The NovaSeq X, succeeding the NovaSeq 6000, provides a substantial enhancement, offering up to 2.5 times the DNA sequencing capacity per run when compared to its forerunner. It can generate whole genome (WGS) data from as many as 128 patients or whole exome (WES) data from 1,500 patients in a single run, 3billion said.

The global diagnostic testing market for rare diseases is undergoing a significant transformation, shifting from a focus on gene panel testing for select genes to whole exome sequencing (WES) and whole genome sequencing (WGS) for the entire human genome. The global market for diagnostic tests based on WES and WGS for rare diseases is growing 40 percent annually. The number of WGS orders that 3billion received in the first nine months of this year spiked 13 folds compared to that in the same period of last year. 

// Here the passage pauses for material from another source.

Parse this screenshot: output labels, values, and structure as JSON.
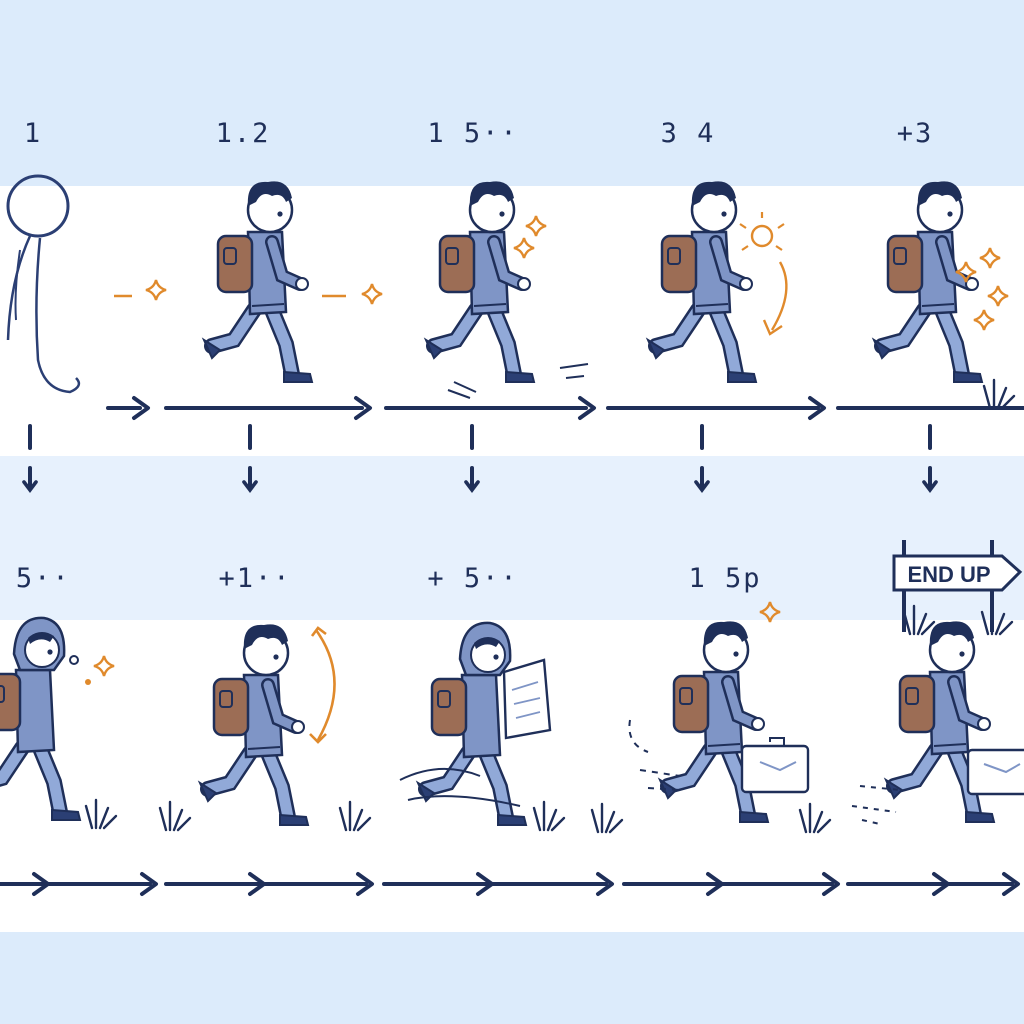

Whole exomes and whole genomes yield more than 100,000 and 5 million genetic variants per patient, respectively. The interpretation of these variants through AI-based methods is critical in determining a patient's diagnosis. Leveraging its advanced genomic variant interpretation technology, 3billion rapidly and precisely analyzes extensive genomic patient data to deliver prompt diagnostic test results to healthcare providers.

With the introduction of Novaseq X, 3billion will be able to produce genomic data from more patients with rare diseases faster, further enhancing its competitiveness in global rare disease diagnostic testing services, it said.

"We remain committed to advancing our rare disease diagnostic technology through the integration of the latest genome decipherer and our AI genome interpretation technology, with the goal of establishing ourselves as a global leader in the field of rare disease diagnostics," said Geum Chang-won, CEO of 3billion.